Nato a Düsseldorf, in Germania, questo italiano trentatreenne di origine calabrese ha trascorso la maggior parte della sua vita professionale in diverse località di montagna della Svizzera. Un dato di fatto che gli conferisce immediatamente lo status di autentico cittadino europeo.

La carriera

Dopo la formazione alberghiera a Düsseldorf, inizia il suo percorso professionale allo Schweizerhof di Zermatt. Lavora poi al Lenkerhof nell’Oberland bernese, seguito da un breve soggiorno all’Hotel di Cap d’Antibes per perfezionare la lingua francese. Ritorna quindi in Svizzera al Lenkerhof, dove inizia la formazione di sommelier. Si trasferisce poi a Basilea per esercitare la sua nuova professione di sommelier all’Hotel Bad Bubendorf.
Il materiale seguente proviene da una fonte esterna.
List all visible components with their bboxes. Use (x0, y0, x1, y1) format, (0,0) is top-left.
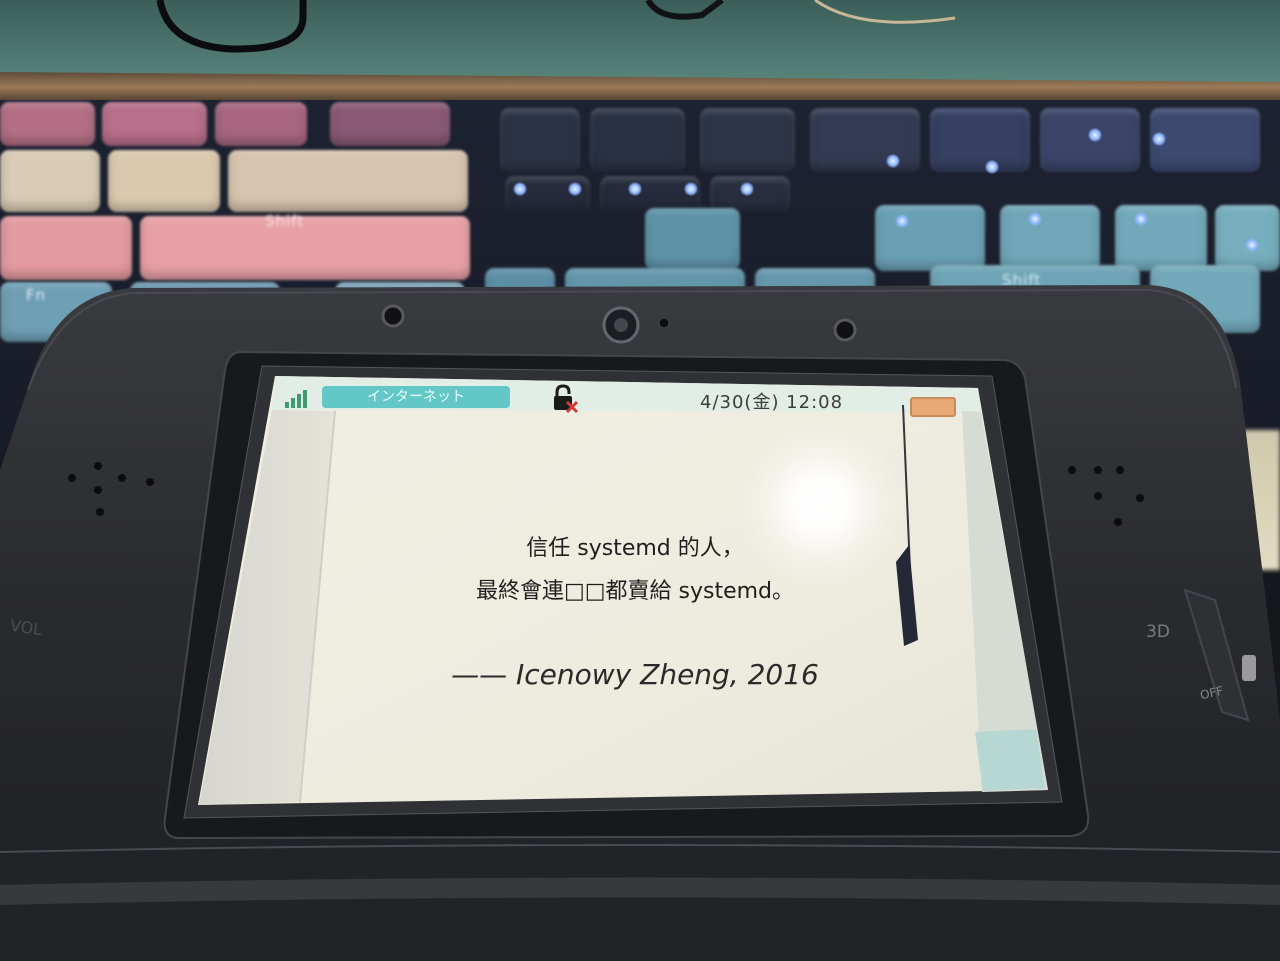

Nel 2012 infine arriva nel paese di Heidi e se ne innamora: dapprima sommelier capo al Quellenhof di Bad Ragaz, per passare all’Äbtestube nel 2013 e raggiungere oggi il celebre Chef Andreas Caminada nel suo nuovo locale.
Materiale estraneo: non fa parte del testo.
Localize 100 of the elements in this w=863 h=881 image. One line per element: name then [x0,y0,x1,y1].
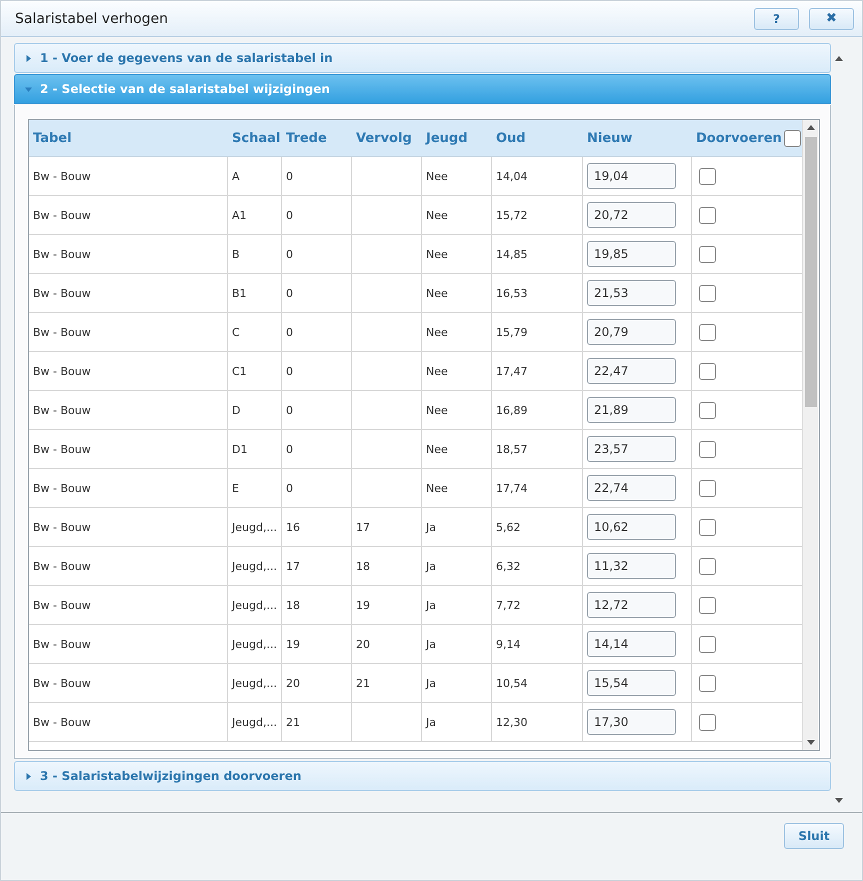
table-cell: 0 [286,286,293,300]
new-value-field[interactable]: 20,79 [587,319,676,345]
table-cell: 0 [286,208,293,222]
column-header[interactable]: Oud [496,130,526,146]
apply-checkbox[interactable] [699,558,716,574]
column-header[interactable]: Vervolg [356,130,412,146]
table-cell: Ja [426,560,436,572]
column-header[interactable]: Jeugd [426,130,468,146]
table-cell: 16,89 [496,404,528,416]
scroll-down-icon[interactable] [806,740,814,745]
table-cell: 9,14 [496,638,520,650]
section-header[interactable]: 3 - Salaristabelwijzigingen doorvoeren [14,761,831,791]
table-cell: A [232,170,240,182]
apply-checkbox[interactable] [699,596,716,614]
close-button[interactable]: ✖ [809,8,854,30]
table-cell: 17,74 [496,482,528,494]
scroll-up-icon[interactable] [806,125,814,130]
apply-checkbox[interactable] [699,480,716,496]
column-header[interactable]: Nieuw [587,130,632,146]
table-cell: Bw - Bouw [33,598,91,612]
apply-checkbox[interactable] [699,714,716,730]
new-value-field[interactable]: 19,85 [587,241,676,267]
table-cell: Bw - Bouw [33,208,91,222]
table-cell: 5,62 [496,520,520,534]
apply-checkbox[interactable] [699,246,716,262]
apply-checkbox[interactable] [699,440,716,458]
table-cell: 19 [286,638,300,650]
table-cell: Jeugd,... [232,520,277,534]
table-cell: 16 [286,520,300,534]
apply-checkbox[interactable] [699,402,716,418]
scroll-down-icon[interactable] [835,798,843,803]
table-cell: 0 [286,364,293,378]
caret-down-icon [25,86,32,92]
new-value-field[interactable]: 22,74 [587,475,676,501]
table-cell: Ja [426,638,436,650]
new-value-field[interactable]: 23,57 [587,436,676,462]
table-cell: Ja [426,598,436,612]
table-cell: Bw - Bouw [33,560,91,572]
table-cell: 0 [286,248,293,260]
section-header[interactable]: 1 - Voer de gegevens van de salaristabel in [14,43,831,73]
column-header[interactable]: Doorvoeren [696,130,782,146]
new-value-field[interactable]: 20,72 [587,202,676,228]
column-header[interactable]: Schaal [232,130,280,146]
select-all-checkbox[interactable] [784,130,801,146]
table-cell: Jeugd,... [232,676,277,690]
table-cell: 16,53 [496,286,528,300]
new-value-field[interactable]: 17,30 [587,709,676,735]
table-cell: 18,57 [496,442,528,456]
table-cell: 0 [286,442,293,456]
new-value-field[interactable]: 21,89 [587,397,676,423]
table-cell: 0 [286,326,293,338]
table-cell: Bw - Bouw [33,364,91,378]
table-cell: Nee [426,364,448,378]
table-cell: 7,72 [496,598,520,612]
close-dialog-button[interactable]: Sluit [784,823,844,849]
apply-checkbox[interactable] [699,362,716,380]
table-cell: Nee [426,482,448,494]
table-cell: Bw - Bouw [33,638,91,650]
table-cell: C1 [232,364,247,378]
window-title: Salaristabel verhogen [15,10,170,26]
apply-checkbox[interactable] [699,518,716,536]
table-cell: A1 [232,208,247,222]
new-value-field[interactable]: 12,72 [587,592,676,618]
table-cell: Jeugd,... [232,638,277,650]
apply-checkbox[interactable] [699,206,716,224]
table-cell: 17 [286,560,300,572]
new-value-field[interactable]: 11,32 [587,553,676,579]
table-cell: 19 [356,598,370,612]
new-value-field[interactable]: 10,62 [587,514,676,540]
apply-checkbox[interactable] [699,636,716,652]
table-cell: Bw - Bouw [33,248,91,260]
column-header[interactable]: Trede [286,130,327,146]
table-cell: Nee [426,326,448,338]
new-value-field[interactable]: 21,53 [587,280,676,306]
table-cell: Bw - Bouw [33,326,91,338]
apply-checkbox[interactable] [699,168,716,184]
table-cell: Ja [426,676,436,690]
table-cell: C [232,326,240,338]
table-cell: Bw - Bouw [33,676,91,690]
table-cell: Nee [426,442,448,456]
table-cell: Nee [426,208,448,222]
scrollbar[interactable] [802,120,818,750]
table-cell: 17,47 [496,364,528,378]
table-cell: Jeugd,... [232,716,277,728]
table-cell: Nee [426,286,448,300]
apply-checkbox[interactable] [699,284,716,302]
apply-checkbox[interactable] [699,324,716,340]
column-header[interactable]: Tabel [33,130,72,146]
new-value-field[interactable]: 19,04 [587,163,676,189]
new-value-field[interactable]: 14,14 [587,631,676,657]
new-value-field[interactable]: 22,47 [587,358,676,384]
table-cell: 0 [286,170,293,182]
table-cell: 15,79 [496,326,528,338]
caret-right-icon [25,772,32,780]
table-cell: 20 [356,638,370,650]
apply-checkbox[interactable] [699,674,716,692]
new-value-field[interactable]: 15,54 [587,670,676,696]
table-cell: E [232,482,239,494]
scroll-up-icon[interactable] [835,56,843,61]
help-button[interactable]: ? [754,8,799,30]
Prime emozioni con il vino

“A casa non beviamo molto vino; il vino è un autentico campo di interesse che ho scelto.” Spiega Francesco, il quale è diventato un appassionato di vino a un simposio frequentato durante gli anni di formazione in Germania. Ottiene il diploma svizzero di sommelier professionista durante il suo soggiorno al Lenkerhof e da lì via arricchisce le sue conoscenze coltivando nello stesso tempo il suo talento di degustatore.

Tra le prime emozioni che ha provato con i vini svizzeri, ricorda un magnifico Merlot prodotto dalla Cantina Kopp von der Crone Visini in Ticino, gli entusiasmanti vini di Nicolas Zufferey in Vallese e naturalmente il raro Completer affinato tramite processo ossidativo (vino ambrato) prodotto dal padre del Completer tradizionale, Alfred Bohner, a Malans nei Grigioni.
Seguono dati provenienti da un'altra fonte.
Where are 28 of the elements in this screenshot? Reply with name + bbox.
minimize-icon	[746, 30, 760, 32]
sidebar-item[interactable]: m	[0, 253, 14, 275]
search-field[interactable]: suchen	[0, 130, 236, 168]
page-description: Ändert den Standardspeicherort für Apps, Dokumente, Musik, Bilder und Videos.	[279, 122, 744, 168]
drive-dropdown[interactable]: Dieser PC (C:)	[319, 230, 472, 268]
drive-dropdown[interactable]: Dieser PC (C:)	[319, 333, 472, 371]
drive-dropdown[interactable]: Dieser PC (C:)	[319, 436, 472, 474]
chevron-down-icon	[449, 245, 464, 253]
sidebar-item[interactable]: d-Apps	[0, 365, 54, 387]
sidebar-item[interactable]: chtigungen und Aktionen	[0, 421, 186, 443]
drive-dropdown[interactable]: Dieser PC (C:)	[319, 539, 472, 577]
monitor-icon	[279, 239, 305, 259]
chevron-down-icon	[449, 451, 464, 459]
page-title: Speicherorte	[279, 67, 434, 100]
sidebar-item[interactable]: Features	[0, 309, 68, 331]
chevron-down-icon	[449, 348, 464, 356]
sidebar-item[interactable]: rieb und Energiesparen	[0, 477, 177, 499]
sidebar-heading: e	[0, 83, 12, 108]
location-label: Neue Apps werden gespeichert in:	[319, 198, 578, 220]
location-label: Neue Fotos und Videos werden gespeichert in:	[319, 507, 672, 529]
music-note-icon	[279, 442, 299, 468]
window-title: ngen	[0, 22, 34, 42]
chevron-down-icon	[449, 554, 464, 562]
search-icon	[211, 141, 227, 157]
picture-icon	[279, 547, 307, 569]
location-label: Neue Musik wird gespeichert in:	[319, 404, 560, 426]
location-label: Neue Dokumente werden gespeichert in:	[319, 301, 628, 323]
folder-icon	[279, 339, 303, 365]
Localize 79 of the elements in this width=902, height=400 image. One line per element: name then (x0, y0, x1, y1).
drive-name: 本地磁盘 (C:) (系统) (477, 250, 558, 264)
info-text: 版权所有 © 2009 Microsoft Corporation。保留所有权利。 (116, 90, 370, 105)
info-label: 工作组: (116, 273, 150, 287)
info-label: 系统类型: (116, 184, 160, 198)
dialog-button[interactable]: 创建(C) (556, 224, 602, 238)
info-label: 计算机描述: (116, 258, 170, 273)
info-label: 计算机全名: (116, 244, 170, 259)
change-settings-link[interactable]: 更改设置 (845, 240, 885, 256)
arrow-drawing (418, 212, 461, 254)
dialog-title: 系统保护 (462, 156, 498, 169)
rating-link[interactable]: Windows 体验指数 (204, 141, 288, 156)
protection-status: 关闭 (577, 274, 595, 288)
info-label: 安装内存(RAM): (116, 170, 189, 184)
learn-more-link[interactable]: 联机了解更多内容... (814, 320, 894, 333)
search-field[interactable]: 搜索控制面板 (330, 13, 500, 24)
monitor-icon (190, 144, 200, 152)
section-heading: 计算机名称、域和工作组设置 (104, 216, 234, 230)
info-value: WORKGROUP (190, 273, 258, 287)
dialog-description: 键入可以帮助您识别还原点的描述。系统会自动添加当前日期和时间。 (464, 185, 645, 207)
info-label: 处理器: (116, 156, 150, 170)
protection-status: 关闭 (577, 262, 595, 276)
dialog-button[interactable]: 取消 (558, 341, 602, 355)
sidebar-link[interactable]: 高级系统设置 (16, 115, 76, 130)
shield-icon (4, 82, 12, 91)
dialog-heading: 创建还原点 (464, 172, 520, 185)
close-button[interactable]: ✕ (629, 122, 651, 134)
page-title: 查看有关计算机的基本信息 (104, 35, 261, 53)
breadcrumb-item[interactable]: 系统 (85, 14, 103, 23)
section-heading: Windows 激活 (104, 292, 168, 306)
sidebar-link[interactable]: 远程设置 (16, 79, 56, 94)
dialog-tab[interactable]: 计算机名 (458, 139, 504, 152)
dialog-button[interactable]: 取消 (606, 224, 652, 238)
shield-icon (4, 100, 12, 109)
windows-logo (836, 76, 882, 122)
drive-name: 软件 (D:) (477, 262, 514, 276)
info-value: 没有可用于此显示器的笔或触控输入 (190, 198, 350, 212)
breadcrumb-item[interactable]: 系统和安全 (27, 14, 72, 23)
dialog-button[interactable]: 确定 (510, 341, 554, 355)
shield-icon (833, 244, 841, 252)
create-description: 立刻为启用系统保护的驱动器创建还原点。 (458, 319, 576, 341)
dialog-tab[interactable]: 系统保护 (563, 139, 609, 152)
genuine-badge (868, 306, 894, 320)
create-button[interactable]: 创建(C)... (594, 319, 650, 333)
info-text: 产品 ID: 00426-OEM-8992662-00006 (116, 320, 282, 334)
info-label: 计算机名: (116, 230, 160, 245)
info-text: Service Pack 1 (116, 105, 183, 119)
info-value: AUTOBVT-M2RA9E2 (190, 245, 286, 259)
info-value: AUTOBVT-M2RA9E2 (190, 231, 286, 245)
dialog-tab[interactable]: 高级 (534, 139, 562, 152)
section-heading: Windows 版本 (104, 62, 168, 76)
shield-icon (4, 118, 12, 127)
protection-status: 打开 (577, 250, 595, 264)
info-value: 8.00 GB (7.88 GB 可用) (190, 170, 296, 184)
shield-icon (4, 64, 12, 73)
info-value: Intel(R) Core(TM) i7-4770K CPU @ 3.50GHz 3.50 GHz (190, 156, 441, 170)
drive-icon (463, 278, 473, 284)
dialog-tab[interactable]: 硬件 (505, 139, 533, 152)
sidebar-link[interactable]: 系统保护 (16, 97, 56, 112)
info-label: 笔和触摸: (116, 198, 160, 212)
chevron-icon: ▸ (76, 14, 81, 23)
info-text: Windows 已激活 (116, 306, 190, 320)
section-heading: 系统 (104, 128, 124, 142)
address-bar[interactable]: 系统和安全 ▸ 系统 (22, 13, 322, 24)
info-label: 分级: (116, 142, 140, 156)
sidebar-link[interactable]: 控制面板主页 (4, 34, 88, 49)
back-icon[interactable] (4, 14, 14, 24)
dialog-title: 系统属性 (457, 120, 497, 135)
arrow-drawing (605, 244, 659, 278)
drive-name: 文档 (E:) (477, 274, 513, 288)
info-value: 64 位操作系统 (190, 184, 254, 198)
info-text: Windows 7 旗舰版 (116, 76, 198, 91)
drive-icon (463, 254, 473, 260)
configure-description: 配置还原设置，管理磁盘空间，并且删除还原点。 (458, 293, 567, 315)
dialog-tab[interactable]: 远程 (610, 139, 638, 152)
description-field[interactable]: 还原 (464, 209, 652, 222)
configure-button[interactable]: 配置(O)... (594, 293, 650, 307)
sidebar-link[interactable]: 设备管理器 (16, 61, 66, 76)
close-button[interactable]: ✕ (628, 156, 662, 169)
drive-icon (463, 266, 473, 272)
Al momento in cui parliamo con Francesco, la nuova carta dei vini non è ancora completata, ma ci rende partecipi del suo amore per il Pinot Nero: il Romanée Conti e ovviamente i vini della Bündner Herrschaft. Ama citare Georg Fromm, ma non dimentica i suoi amici del gruppo Vinotiv. La carta dei vini del ristorante Igniv comprenderà anche Marie Thérèse Chappaz, Gerald Besse e numerosi altri produttori di prestigio.

Le sue più recenti scoperte sono uno Chablis di Patrick Piuze, un Müller Thurgau affinato in anfora da Markus Ruch e il Merlot Horizonte prodotto da Christian Zündel.